Did your doctor do one damn thing with these earlier posts on IGF-1?
Or did your doctor DO NOTHING since everyone in stroke is
waiting for SOMEONE ELSE TO SOLVE THE PROBLEM?
- IGF-1 (8 posts to March 2014)
Insulin-Like Growth Factor-1 Is Neuroprotective in Aged Rats With Ischemic Stroke
- 1Department of Experimental Pharmacology, Center for Neurosciences (C4N), Vrije Universiteit Brussel, Brussels, Belgium
- 2Department of Neuroscience, University Medical Center Groningen, University of Groningen, Groningen, Netherlands
Introduction
Ischemic stroke is one of the most common causes of death and disability (Katan and Luft, 2018). Thrombolytic therapy with recombinant tissue plasminogen activator is still the most effective therapy for ischemic stroke (Lees et al., 2016; Alberts, 2017). However, many patients are not eligible for this therapy due to the narrow therapeutic window (Lees et al., 2016; Alberts, 2017).
In stroke patients, serum levels of insulin-like growth factor-1 (IGF-1) correlate positively with clinical outcome (Åberg et al., 2011, 2018; De Smedt et al., 2011; Saber et al., 2017)
suggesting that IGF-1 may exert neuroprotective effects. IGF-1 is a
polypeptide hormone that is involved in neonatal and postnatal
development (Agrogiannis et al., 2014; Hellström et al., 2016; de Jong et al., 2017), but also acts as a survival factor for neurons in vitro (Ueno et al., 2013) and in vivo (Wine et al., 2009).

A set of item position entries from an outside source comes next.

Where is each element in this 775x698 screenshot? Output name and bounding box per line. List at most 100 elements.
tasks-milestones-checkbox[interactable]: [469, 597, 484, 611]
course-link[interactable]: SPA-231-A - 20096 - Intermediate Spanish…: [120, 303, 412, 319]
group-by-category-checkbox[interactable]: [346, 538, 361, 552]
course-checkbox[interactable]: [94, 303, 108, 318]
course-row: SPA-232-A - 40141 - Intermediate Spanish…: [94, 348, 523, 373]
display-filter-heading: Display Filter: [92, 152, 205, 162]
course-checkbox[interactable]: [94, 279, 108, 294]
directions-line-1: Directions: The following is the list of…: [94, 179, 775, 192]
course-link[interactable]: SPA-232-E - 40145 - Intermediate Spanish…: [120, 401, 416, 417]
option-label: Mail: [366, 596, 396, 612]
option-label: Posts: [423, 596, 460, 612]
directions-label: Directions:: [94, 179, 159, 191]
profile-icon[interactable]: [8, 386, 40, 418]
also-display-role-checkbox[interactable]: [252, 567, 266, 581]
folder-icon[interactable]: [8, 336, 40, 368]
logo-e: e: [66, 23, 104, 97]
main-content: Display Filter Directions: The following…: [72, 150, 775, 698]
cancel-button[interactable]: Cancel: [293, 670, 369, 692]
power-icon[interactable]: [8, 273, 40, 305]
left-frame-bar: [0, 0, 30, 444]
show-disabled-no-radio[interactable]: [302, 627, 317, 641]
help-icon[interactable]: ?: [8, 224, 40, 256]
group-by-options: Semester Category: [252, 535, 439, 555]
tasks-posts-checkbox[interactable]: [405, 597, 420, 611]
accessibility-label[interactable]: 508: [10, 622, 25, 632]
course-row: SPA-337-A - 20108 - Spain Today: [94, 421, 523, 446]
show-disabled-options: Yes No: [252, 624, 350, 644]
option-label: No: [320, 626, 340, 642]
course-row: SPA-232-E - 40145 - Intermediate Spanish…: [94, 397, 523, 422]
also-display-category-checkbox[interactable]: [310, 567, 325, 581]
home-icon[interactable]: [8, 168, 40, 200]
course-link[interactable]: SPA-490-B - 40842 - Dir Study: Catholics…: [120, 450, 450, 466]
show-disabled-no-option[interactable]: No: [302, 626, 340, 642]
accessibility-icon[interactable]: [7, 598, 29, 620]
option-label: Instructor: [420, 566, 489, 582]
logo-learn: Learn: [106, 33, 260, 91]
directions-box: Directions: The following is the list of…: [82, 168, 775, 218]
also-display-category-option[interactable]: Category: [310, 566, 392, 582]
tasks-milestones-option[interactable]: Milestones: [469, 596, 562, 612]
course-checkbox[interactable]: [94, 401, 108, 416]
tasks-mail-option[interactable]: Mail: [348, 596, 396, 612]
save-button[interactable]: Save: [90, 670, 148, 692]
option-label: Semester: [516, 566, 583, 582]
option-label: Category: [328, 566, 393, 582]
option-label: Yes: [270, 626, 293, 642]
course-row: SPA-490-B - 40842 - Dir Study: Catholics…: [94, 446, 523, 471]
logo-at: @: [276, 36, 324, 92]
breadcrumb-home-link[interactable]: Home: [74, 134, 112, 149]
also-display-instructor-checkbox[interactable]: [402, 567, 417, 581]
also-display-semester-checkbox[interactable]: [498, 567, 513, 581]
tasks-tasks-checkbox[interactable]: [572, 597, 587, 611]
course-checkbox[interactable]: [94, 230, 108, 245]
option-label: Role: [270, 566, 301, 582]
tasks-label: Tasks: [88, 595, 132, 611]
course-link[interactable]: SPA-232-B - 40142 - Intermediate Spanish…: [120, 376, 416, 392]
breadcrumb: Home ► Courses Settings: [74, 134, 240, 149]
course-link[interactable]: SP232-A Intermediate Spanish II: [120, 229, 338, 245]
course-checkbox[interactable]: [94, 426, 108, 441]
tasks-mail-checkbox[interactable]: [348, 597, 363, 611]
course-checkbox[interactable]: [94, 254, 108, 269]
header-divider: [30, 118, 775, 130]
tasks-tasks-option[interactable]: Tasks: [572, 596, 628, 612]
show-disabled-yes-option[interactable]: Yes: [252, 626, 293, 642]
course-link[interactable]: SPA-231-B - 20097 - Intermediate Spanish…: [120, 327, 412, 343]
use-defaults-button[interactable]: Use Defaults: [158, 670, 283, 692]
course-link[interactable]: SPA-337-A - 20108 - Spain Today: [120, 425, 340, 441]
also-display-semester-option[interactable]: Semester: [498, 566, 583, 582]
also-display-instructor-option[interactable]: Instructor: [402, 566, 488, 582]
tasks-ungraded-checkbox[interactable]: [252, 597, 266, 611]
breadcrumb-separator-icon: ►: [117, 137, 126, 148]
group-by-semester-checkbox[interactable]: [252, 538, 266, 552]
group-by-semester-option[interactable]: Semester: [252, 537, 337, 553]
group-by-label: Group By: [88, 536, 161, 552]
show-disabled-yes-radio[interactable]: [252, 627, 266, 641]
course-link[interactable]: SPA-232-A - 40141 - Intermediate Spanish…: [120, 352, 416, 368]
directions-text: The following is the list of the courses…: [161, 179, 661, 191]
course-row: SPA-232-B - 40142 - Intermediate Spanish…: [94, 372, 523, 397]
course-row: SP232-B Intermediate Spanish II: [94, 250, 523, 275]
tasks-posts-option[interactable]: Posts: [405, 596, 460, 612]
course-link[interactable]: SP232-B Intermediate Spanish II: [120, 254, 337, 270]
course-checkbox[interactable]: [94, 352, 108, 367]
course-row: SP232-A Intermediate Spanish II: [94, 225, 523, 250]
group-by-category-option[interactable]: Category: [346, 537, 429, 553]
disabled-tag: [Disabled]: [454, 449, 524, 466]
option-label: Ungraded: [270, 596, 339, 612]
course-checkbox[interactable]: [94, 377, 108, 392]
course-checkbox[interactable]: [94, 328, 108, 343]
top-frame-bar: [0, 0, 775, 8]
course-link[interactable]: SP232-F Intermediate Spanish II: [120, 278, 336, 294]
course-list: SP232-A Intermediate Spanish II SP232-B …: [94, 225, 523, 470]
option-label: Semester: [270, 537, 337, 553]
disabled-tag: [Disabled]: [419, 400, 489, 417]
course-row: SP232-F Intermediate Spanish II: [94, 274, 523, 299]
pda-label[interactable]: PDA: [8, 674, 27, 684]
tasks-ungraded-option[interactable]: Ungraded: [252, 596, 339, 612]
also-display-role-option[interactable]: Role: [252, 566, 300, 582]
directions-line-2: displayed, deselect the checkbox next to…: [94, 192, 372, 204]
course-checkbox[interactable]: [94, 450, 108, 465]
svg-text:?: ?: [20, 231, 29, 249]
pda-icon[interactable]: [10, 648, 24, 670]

Moreover, post-stroke treatment with systemically
injected IGF-1 induced neuroprotection in several rat models for
ischemic stroke (Rizk et al., 2007; De Geyter et al., 2013, 2016; Bake et al., 2014). These observations indicate that IGF-1 may be effectively used as a neuroprotective agent in patients.

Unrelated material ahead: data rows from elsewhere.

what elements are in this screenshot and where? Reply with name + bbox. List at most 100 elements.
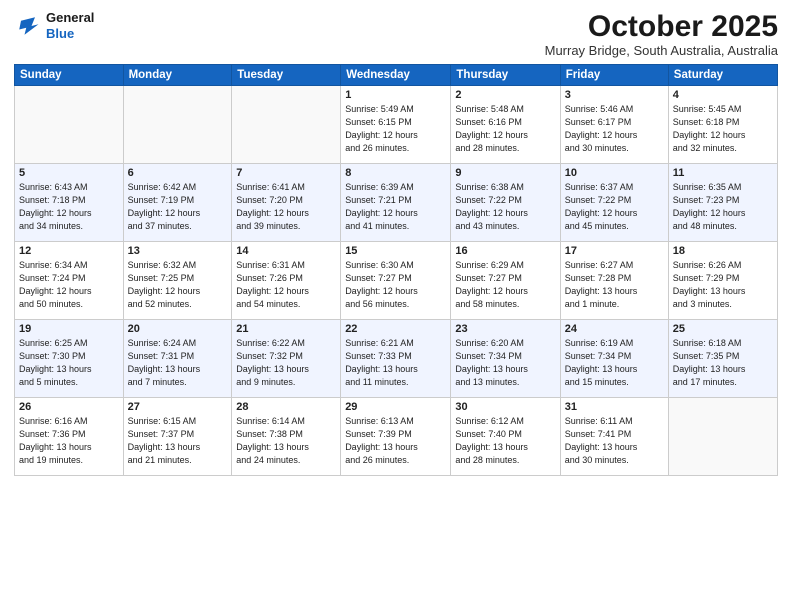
table-row: 15 Sunrise: 6:30 AM Sunset: 7:27 PM Dayli… [341, 242, 451, 320]
table-row: 30 Sunrise: 6:12 AM Sunset: 7:40 PM Dayli… [451, 398, 560, 476]
col-friday: Friday [560, 65, 668, 86]
day-number: 26 [19, 401, 119, 413]
table-row: 8Sunrise: 6:39 AM Sunset: 7:21 PM Daylig… [341, 164, 451, 242]
day-number: 31 [565, 401, 664, 413]
col-saturday: Saturday [668, 65, 777, 86]
table-row: 10 Sunrise: 6:37 AM Sunset: 7:22 PM Dayli… [560, 164, 668, 242]
day-number: 6 [128, 167, 228, 179]
day-number: 5 [19, 167, 119, 179]
day-number: 1 [345, 89, 446, 101]
logo: General Blue [14, 10, 94, 41]
day-number: 14 [236, 245, 336, 257]
day-number: 21 [236, 323, 336, 335]
day-number: 19 [19, 323, 119, 335]
day-info: Sunrise: 6:38 AM Sunset: 7:22 PM Dayligh… [455, 181, 555, 233]
day-info: Sunrise: 6:29 AM Sunset: 7:27 PM Dayligh… [455, 259, 555, 311]
day-info: Sunrise: 5:45 AM Sunset: 6:18 PM Dayligh… [673, 103, 773, 155]
day-info: Sunrise: 6:12 AM Sunset: 7:40 PM Dayligh… [455, 415, 555, 467]
day-number: 20 [128, 323, 228, 335]
day-info: Sunrise: 6:18 AM Sunset: 7:35 PM Dayligh… [673, 337, 773, 389]
day-info: Sunrise: 6:11 AM Sunset: 7:41 PM Dayligh… [565, 415, 664, 467]
day-info: Sunrise: 6:25 AM Sunset: 7:30 PM Dayligh… [19, 337, 119, 389]
day-info: Sunrise: 6:24 AM Sunset: 7:31 PM Dayligh… [128, 337, 228, 389]
table-row: 23 Sunrise: 6:20 AM Sunset: 7:34 PM Dayli… [451, 320, 560, 398]
day-info: Sunrise: 6:19 AM Sunset: 7:34 PM Dayligh… [565, 337, 664, 389]
logo-line2: Blue [46, 26, 94, 42]
day-number: 28 [236, 401, 336, 413]
calendar-week-row: 19 Sunrise: 6:25 AM Sunset: 7:30 PM Dayli… [15, 320, 778, 398]
table-row: 3 Sunrise: 5:46 AM Sunset: 6:17 PM Daylig… [560, 86, 668, 164]
logo-line1: General [46, 10, 94, 26]
table-row: 12 Sunrise: 6:34 AM Sunset: 7:24 PM Dayli… [15, 242, 124, 320]
table-row [15, 86, 124, 164]
day-info: Sunrise: 6:30 AM Sunset: 7:27 PM Dayligh… [345, 259, 446, 311]
table-row: 7Sunrise: 6:41 AM Sunset: 7:20 PM Daylig… [232, 164, 341, 242]
table-row: 25 Sunrise: 6:18 AM Sunset: 7:35 PM Dayli… [668, 320, 777, 398]
day-info: Sunrise: 5:46 AM Sunset: 6:17 PM Dayligh… [565, 103, 664, 155]
table-row: 4 Sunrise: 5:45 AM Sunset: 6:18 PM Daylig… [668, 86, 777, 164]
day-info: Sunrise: 6:22 AM Sunset: 7:32 PM Dayligh… [236, 337, 336, 389]
table-row: 9 Sunrise: 6:38 AM Sunset: 7:22 PM Daylig… [451, 164, 560, 242]
day-number: 10 [565, 167, 664, 179]
day-number: 15 [345, 245, 446, 257]
day-number: 17 [565, 245, 664, 257]
calendar-week-row: 1Sunrise: 5:49 AM Sunset: 6:15 PM Daylig… [15, 86, 778, 164]
day-info: Sunrise: 6:37 AM Sunset: 7:22 PM Dayligh… [565, 181, 664, 233]
day-number: 11 [673, 167, 773, 179]
calendar-week-row: 5 Sunrise: 6:43 AM Sunset: 7:18 PM Daylig… [15, 164, 778, 242]
table-row: 5 Sunrise: 6:43 AM Sunset: 7:18 PM Daylig… [15, 164, 124, 242]
col-thursday: Thursday [451, 65, 560, 86]
table-row: 29 Sunrise: 6:13 AM Sunset: 7:39 PM Dayli… [341, 398, 451, 476]
location: Murray Bridge, South Australia, Australi… [545, 43, 778, 58]
day-number: 12 [19, 245, 119, 257]
day-number: 4 [673, 89, 773, 101]
calendar-week-row: 26 Sunrise: 6:16 AM Sunset: 7:36 PM Dayli… [15, 398, 778, 476]
table-row: 11 Sunrise: 6:35 AM Sunset: 7:23 PM Dayli… [668, 164, 777, 242]
day-number: 16 [455, 245, 555, 257]
table-row: 18 Sunrise: 6:26 AM Sunset: 7:29 PM Dayli… [668, 242, 777, 320]
table-row: 17 Sunrise: 6:27 AM Sunset: 7:28 PM Dayli… [560, 242, 668, 320]
table-row: 14Sunrise: 6:31 AM Sunset: 7:26 PM Dayli… [232, 242, 341, 320]
page-header: General Blue October 2025 Murray Bridge,… [14, 10, 778, 58]
table-row [668, 398, 777, 476]
day-info: Sunrise: 6:13 AM Sunset: 7:39 PM Dayligh… [345, 415, 446, 467]
day-info: Sunrise: 6:20 AM Sunset: 7:34 PM Dayligh… [455, 337, 555, 389]
day-number: 18 [673, 245, 773, 257]
day-number: 2 [455, 89, 555, 101]
col-sunday: Sunday [15, 65, 124, 86]
table-row: 16 Sunrise: 6:29 AM Sunset: 7:27 PM Dayli… [451, 242, 560, 320]
logo-icon [14, 12, 42, 40]
day-info: Sunrise: 6:27 AM Sunset: 7:28 PM Dayligh… [565, 259, 664, 311]
day-number: 23 [455, 323, 555, 335]
day-number: 25 [673, 323, 773, 335]
col-wednesday: Wednesday [341, 65, 451, 86]
day-info: Sunrise: 6:34 AM Sunset: 7:24 PM Dayligh… [19, 259, 119, 311]
day-number: 9 [455, 167, 555, 179]
day-number: 27 [128, 401, 228, 413]
day-info: Sunrise: 6:21 AM Sunset: 7:33 PM Dayligh… [345, 337, 446, 389]
day-info: Sunrise: 6:16 AM Sunset: 7:36 PM Dayligh… [19, 415, 119, 467]
col-tuesday: Tuesday [232, 65, 341, 86]
table-row: 28Sunrise: 6:14 AM Sunset: 7:38 PM Dayli… [232, 398, 341, 476]
day-info: Sunrise: 6:43 AM Sunset: 7:18 PM Dayligh… [19, 181, 119, 233]
day-number: 24 [565, 323, 664, 335]
table-row: 31 Sunrise: 6:11 AM Sunset: 7:41 PM Dayli… [560, 398, 668, 476]
table-row: 13Sunrise: 6:32 AM Sunset: 7:25 PM Dayli… [123, 242, 232, 320]
day-info: Sunrise: 6:15 AM Sunset: 7:37 PM Dayligh… [128, 415, 228, 467]
day-number: 22 [345, 323, 446, 335]
day-number: 7 [236, 167, 336, 179]
calendar-week-row: 12 Sunrise: 6:34 AM Sunset: 7:24 PM Dayli… [15, 242, 778, 320]
table-row: 26 Sunrise: 6:16 AM Sunset: 7:36 PM Dayli… [15, 398, 124, 476]
day-info: Sunrise: 6:42 AM Sunset: 7:19 PM Dayligh… [128, 181, 228, 233]
day-info: Sunrise: 6:26 AM Sunset: 7:29 PM Dayligh… [673, 259, 773, 311]
table-row: 24 Sunrise: 6:19 AM Sunset: 7:34 PM Dayli… [560, 320, 668, 398]
calendar: Sunday Monday Tuesday Wednesday Thursday… [14, 64, 778, 476]
table-row: 2Sunrise: 5:48 AM Sunset: 6:16 PM Daylig… [451, 86, 560, 164]
calendar-header-row: Sunday Monday Tuesday Wednesday Thursday… [15, 65, 778, 86]
day-info: Sunrise: 6:35 AM Sunset: 7:23 PM Dayligh… [673, 181, 773, 233]
day-number: 3 [565, 89, 664, 101]
day-number: 30 [455, 401, 555, 413]
table-row [232, 86, 341, 164]
day-number: 8 [345, 167, 446, 179]
day-number: 29 [345, 401, 446, 413]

Many preclinical studies successfully identified
neuroprotective drugs against ischemic stroke, but these drugs failed to
exert significant effects in the clinic (Green, 2008; Veltkamp and Gill, 2016). One of the recommendations of the Stroke Therapy Academic Industry Roundtable (STAIR; Fisher et al., 2009)
to facilitate translation to the clinic, is to include comorbidity
factors such as aging in preclinical studies. Indeed, the incidence of
stroke is higher in the elderly (Béjot et al., 2016).
Therefore, we tested whether IGF-1 treatment is neuroprotective in aged
rats and compared the results to the efficacy of IGF-1 in adult rats.
Preliminary experiments in our laboratory revealed that neuroprotection
by IGF-1 in rats with ischemic stroke is accompanied by microglial
changes and a decrease in neuroinflammation. Since age correlates with
an exaggerated activational state of microglia (Godbout et al., 2005; Norden and Godbout, 2013), we addressed the effects of IGF-1 on microglial activation.